Neuchips wants to give owners the tools needed to use the card effectively as well, although with many months until release the details here remain a bit sparse. A Neuchips representative said the company has compiler software and will provide a driver. The demonstration I saw had a custom interface for interacting with the Llama 2 7B model. Neuchips’ card was running, but it appeared bare-bones.

A focus on efficiency

There’s already hardware that anyone can plug into a desktop’s PCIe slot to greatly improve AI performance. It’s called a GPU, and Nvidia has a stranglehold on the market. Going toe-to-toe with Nvidia on performance would be difficult. In fact, Nvidia announced new cards with a focus on AI at CES 2024; the RTX 4080 Super, which will retail for US $999 starting on 31 January, quotes AI performance of up to 836 TOPS.

Neuchips, however, sees an opening. “We are focused on power efficiency,” says Lau, “and on handling the many different models that are out there.”

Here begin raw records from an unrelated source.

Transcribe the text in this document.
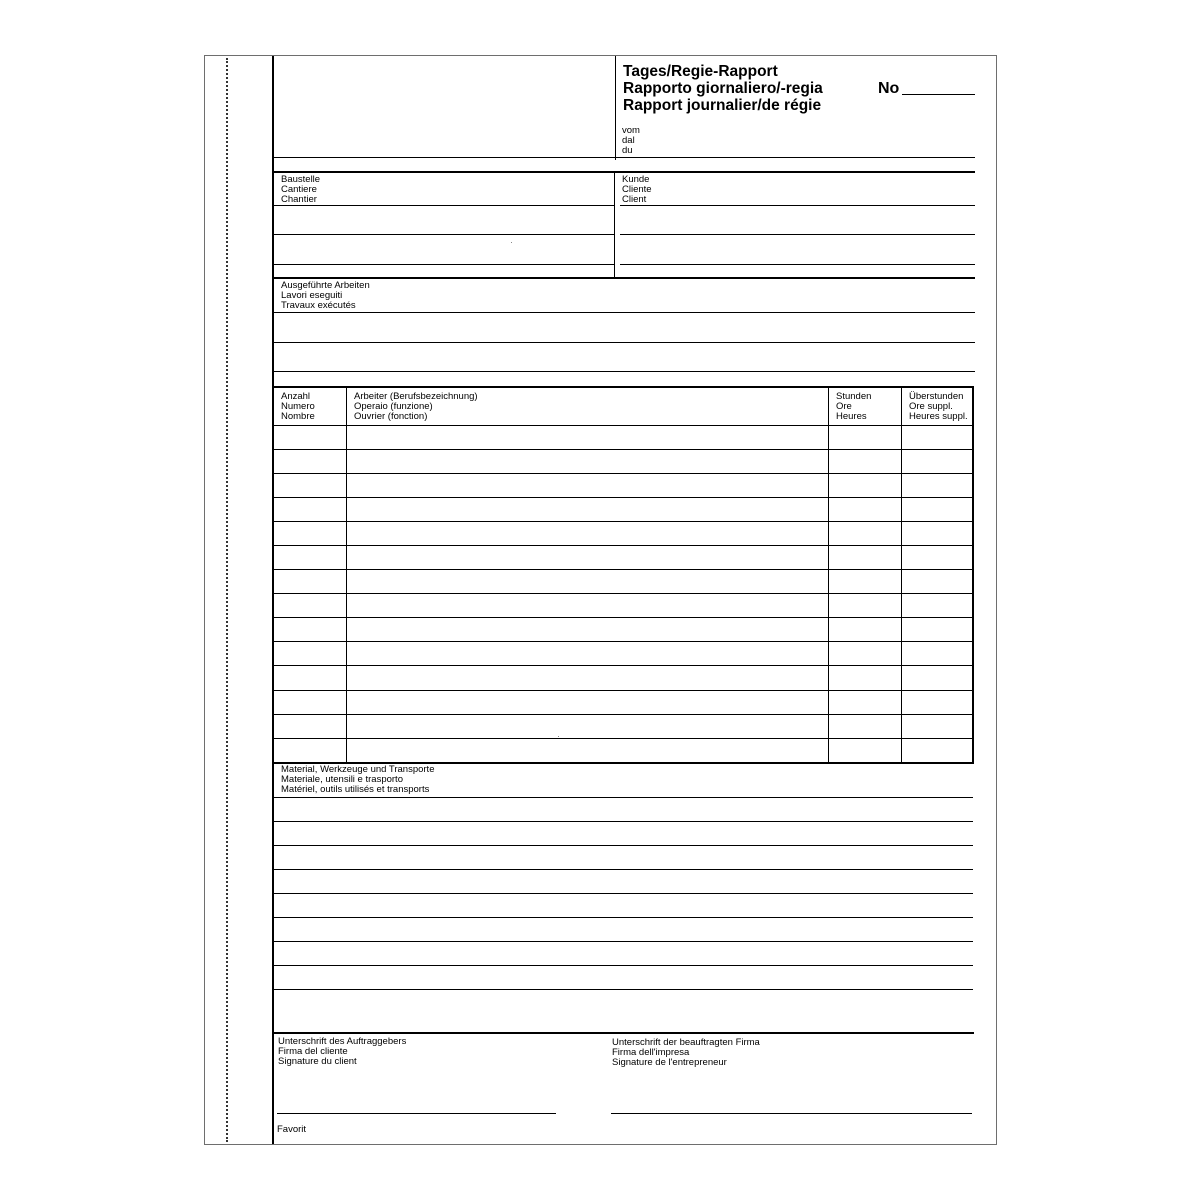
Tages/Regie-Rapport
Rapporto giornaliero/-regia
Rapport journalier/de régie
No
vom
dal
du
Baustelle
Cantiere
Chantier
Kunde
Cliente
Client
Ausgeführte Arbeiten
Lavori eseguiti
Travaux exécutés
Anzahl
Numero
Nombre
Arbeiter (Berufsbezeichnung)
Operaio (funzione)
Ouvrier (fonction)
Stunden
Ore
Heures
Überstunden
Ore suppl.
Heures suppl.
Material, Werkzeuge und Transporte
Materiale, utensili e trasporto
Matériel, outils utilisés et transports
Unterschrift des Auftraggebers
Firma del cliente
Signature du client
Unterschrift der beauftragten Firma
Firma dell'impresa
Signature de l'entrepreneur
Favorit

Modern graphics cards are powerful, but also power hungry. The RTX 4080 Super can draw up to 320 W of power and will typically require a computer with a power supply that can deliver at least 750 W. Neuchips’ Evo PCIe accelerator, by contrast, consumes just 55 W of power. It consumes so little power, in fact, that the card Neuchips demonstrated at CES didn’t have an external PCIe power connection. Such connectors are a must for most GPU cards.

I was also told that the final card, which should ship in the latter half of 2024, will be roughly half the size of the card shown at CES. That’s an important detail, as the card I saw was as large as most current Nvidia GPU cards, and too large to fit most small form-factor desktop computers. A smaller card would make the Evo PCIe accelerator usable in a wide range of modern PC hardware.

Neuchips’ accelerator, though perhaps the most high-profile AI accelerator card at CES 2024, was far from alone at the show. Several startups came with their own AI accelerators packing unique features. Panmnesia won a CES Innovation Award for an AI accelerator that includes a Compute eXpress Link interface for access to huge pools of memory. Other companies with AI accelerators include DeepX and MemryX. Intel and AMD are in on it, too; each offers an AI accelerator in its latest CPU architecture.

Make no mistake: Nvidia remains the 800-pound gorilla in this arena, and that’s not going to change overnight. Still, new AI accelerators like Neuchips’ Raptor and the Evo PCIe card look ready to deliver new options for developers who don’t care about graphics or have a need for improved power efficiency while running AI inference.

Neuchips’ Evo PCI accelerator is due for full release in the second half of 2024. Pricing remains to be announced.

This post was update on 12 January to clarify benchmark operation speeds and correct the system’s memory bandwidth.